Le 5 décembre dernier, le ministre de la défense Jean-Yves le Drian a annoncé le retrait progressif des troupes françaises Sangaris de Centrafrique. Engagée sur le terrain depuis un an, l'armée n'a pas réussi à stopper les massacres entre les ex-rebelles de la Séléka, en majorité musulmans, et les milices d’autodéfense anti-balaka essentiellement chrétiennes.
Après un an de présence sur le territoire centrafricain, les troupes françaises de la force Sangaris qui compte 1950 soldats amorcent un retrait progressif du pays. « Au printemps nous serons à 1 500 », a indiqué le ministre de la défense, Jean-Yves Le Drian, le 5 décembre dernier. Un repli d’ores et déjà entamé en novembre dernier avec le départ d’une compagnie de 200 hommes. Au total en 2015, l’opération Sangaris devrait être ramenée à environ 400 soldats. Soit le format de l’ancien dispositif militaire français « Boali » présent en Centrafrique jusqu’à fin 2013, avant que le pays ne sombre dans une crise sécuritaire et politique sans précédent.
Sangaris, le fiasco
Annoncé dans une discrétion qui contraste avec l’intense publicité dont avait bénéficié son lancement, le retrait de Sangaris s’effectue alors que le pays est toujours en proie au chaos le plus total. Pas plus tard que fin décembre, des hommes d’ethnie peuls armés ont attaqué des localités du sud ouest du pays faisant une vingtaine de morts. Dans les régions du nord et du centre, de violents affrontements éclatent régulièrement entre les milices d’autodéfense anti-balakas majoritairement chrétiennes et des combattants de l’ex-rébellion Séléka à dominante musulmane. Dans la région de Bambari au centre du pays où s'est installé l'état-major de l'ex-Séléka, des violences similaires ont lieu à répétition. Au total, on compte plus d’une centaine de morts, au moins deux cents blessés et des milliers de déplacés depuis juin dernier.
Une situation critique sur le terrain qui met en évidence l’échec de l’armée française à mettre un terme à la spirale de violences intercommunautaires issue du renversement du régime de l’ancien président François Bozizé en mars 2013 par la Séléka. Le désengagement actuel n’améliorera en rien la situation. Alors que les 8 600 casques bleus de la Minusca présents sur le terrain devraient être renforcés début 2015 par deux bataillons de soldats angolais, le départ des soldats français risque d’offrir une nouvelle marge de manœuvre aux hommes forts de l'ex-Séléka.

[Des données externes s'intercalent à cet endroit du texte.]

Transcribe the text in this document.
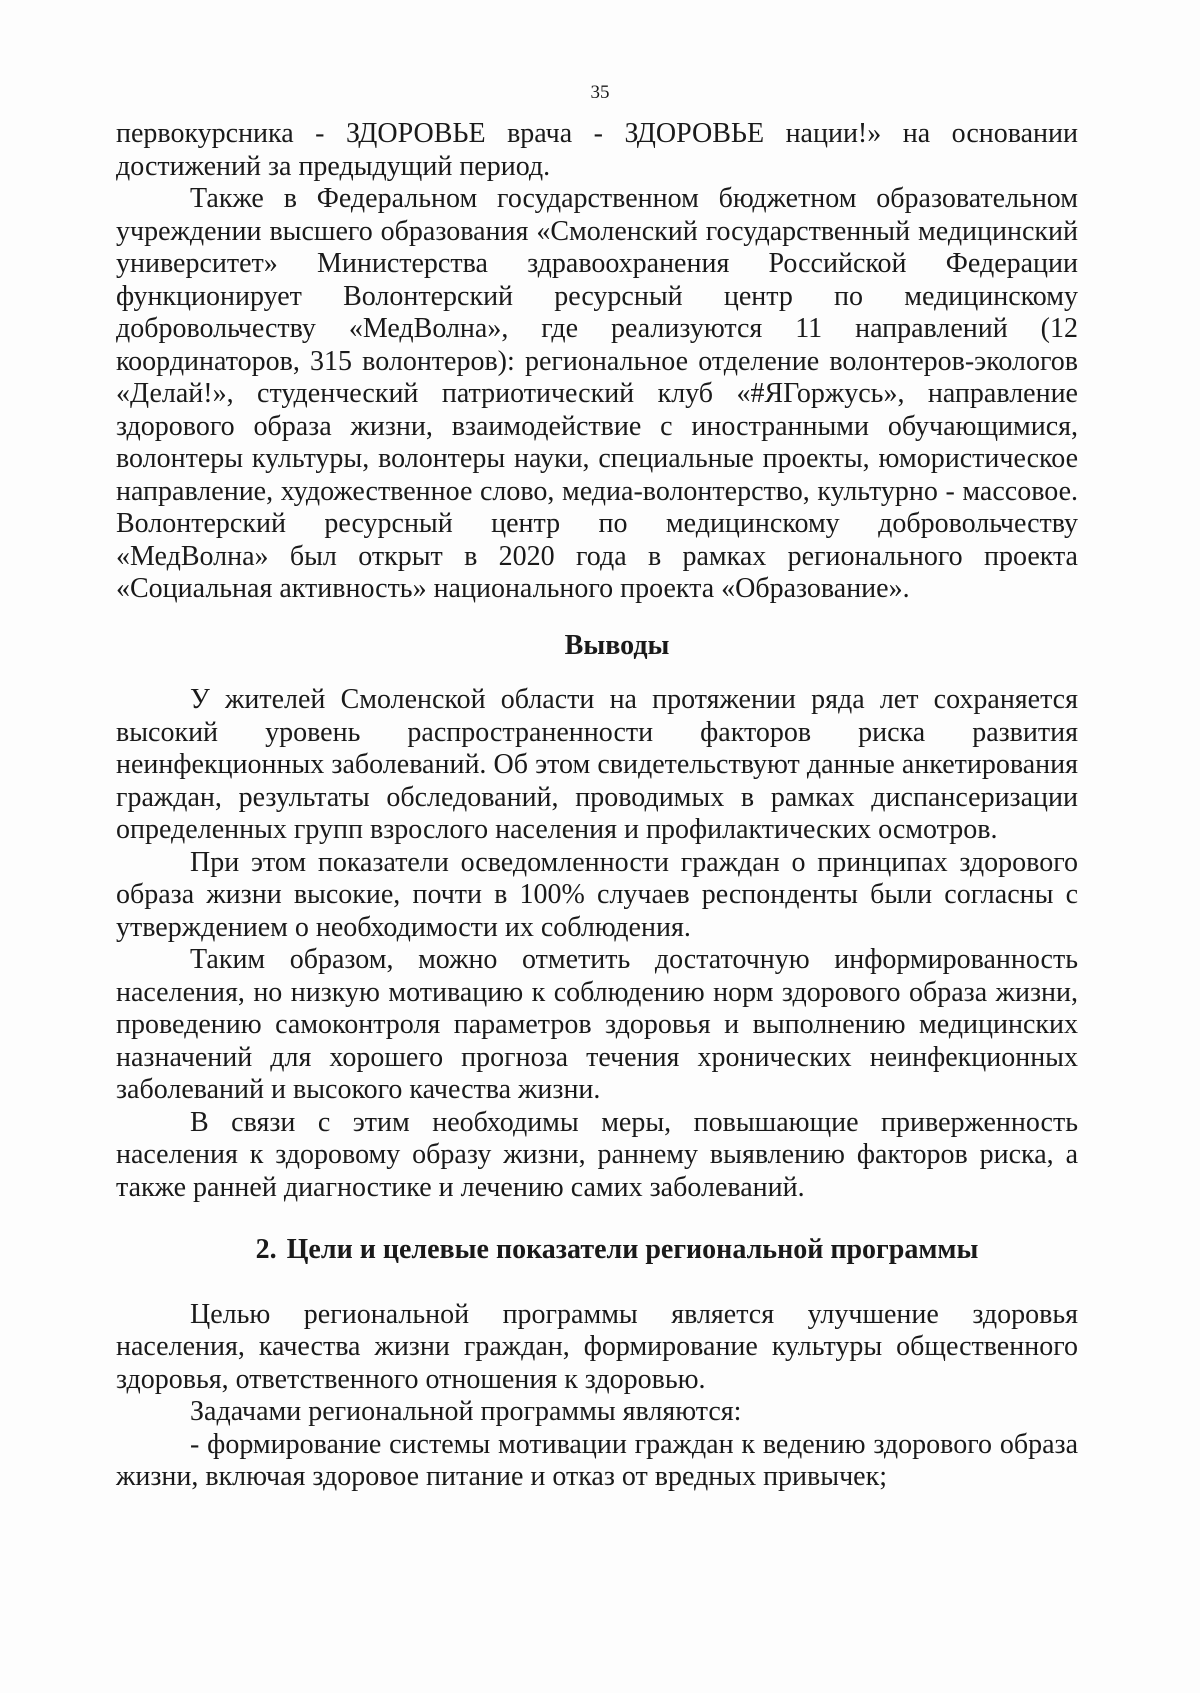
35

первокурсника - ЗДОРОВЬЕ врача - ЗДОРОВЬЕ нации!» на основании достижений за предыдущий период.

Также в Федеральном государственном бюджетном образовательном учреждении высшего образования «Смоленский государственный медицинский университет» Министерства здравоохранения Российской Федерации функционирует Волонтерский ресурсный центр по медицинскому добровольчеству «МедВолна», где реализуются 11 направлений (12 координаторов, 315 волонтеров): региональное отделение волонтеров-экологов «Делай!», студенческий патриотический клуб «#ЯГоржусь», направление здорового образа жизни, взаимодействие с иностранными обучающимися, волонтеры культуры, волонтеры науки, специальные проекты, юмористическое направление, художественное слово, медиа-волонтерство, культурно - массовое. Волонтерский ресурсный центр по медицинскому добровольчеству «МедВолна» был открыт в 2020 года в рамках регионального проекта «Социальная активность» национального проекта «Образование».

Выводы

У жителей Смоленской области на протяжении ряда лет сохраняется высокий уровень распространенности факторов риска развития неинфекционных заболеваний. Об этом свидетельствуют данные анкетирования граждан, результаты обследований, проводимых в рамках диспансеризации определенных групп взрослого населения и профилактических осмотров.

При этом показатели осведомленности граждан о принципах здорового образа жизни высокие, почти в 100% случаев респонденты были согласны с утверждением о необходимости их соблюдения.

Таким образом, можно отметить достаточную информированность населения, но низкую мотивацию к соблюдению норм здорового образа жизни, проведению самоконтроля параметров здоровья и выполнению медицинских назначений для хорошего прогноза течения хронических неинфекционных заболеваний и высокого качества жизни.

В связи с этим необходимы меры, повышающие приверженность населения к здоровому образу жизни, раннему выявлению факторов риска, а также ранней диагностике и лечению самих заболеваний.

2. Цели и целевые показатели региональной программы

Целью региональной программы является улучшение здоровья населения, качества жизни граждан, формирование культуры общественного здоровья, ответственного отношения к здоровью.

Задачами региональной программы являются:

- формирование системы мотивации граждан к ведению здорового образа жизни, включая здоровое питание и отказ от вредных привычек;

De fait, depuis la démission de l’ancien président Michel Djotodia, plusieurs d’entre eux ont toujours la main mise sur les villes riches en ressources minières de l’Est et du Nord du pays. Face à eux, l’ex président François Bozizé réfugié en Ouganda cherche à reprendre du pouvoir et dispose de nombreux relais dans le pays, notamment parmi les anti-balaka. En mars dernier, des écoutes pratiquées par la DGSE (services français) ont ainsi mis en cause le rôle de pyromane joué par l'ancien chef d’Etat. Dans ces enregistrements, François Bozizé harangue des responsables des milices anti musulmanes sans équivoque: « Allez-y ! Ne faites pas de quartiers ! ». Hélas pour les forces françaises, l'ex président est défendu par l’Ouganda et le Congo Brazzaville qui joue le rôle de médiateur dans la crise. Difficile pour Paris de mettre en cause trop ouvertement des pays qui abritent l'incendiaire.
Surtout, en tardant à intervenir contre les anti-balakas, l’armée française s’est attiré la colère des musulmans et a contribué à alimenter les tensions intercommunautaires. « Le ver était dans le fruit » souligne un fin connaisseur du dossier. Les militaires français ont mis plus de trois semaines avant de s’attaquer aux exactions des anti-balaka, donnant l’impression d’un deux poids deux mesures et d’une prise de position contre les musulmans ». Une complaisance à l’égard des milices chrétiennes pointées à plusieurs reprises par l’ONG Human Rights Watch très critique envers « l’immobilisme » des troupes Sangaris pendant le conflit. Un écueil de plus qui s'est ajouté à la complexité du terrain centrafricain largement sous-estimée par François Hollande qui avait annoncé une opération « rapide [qui] n’a pas vocation à durer » . « En si peu de temps et sans le moindre accompagnement diplomatique et politique en appui de l'intervention armée à quoi pouvait-on s’attendre ? » s'interroge la même source.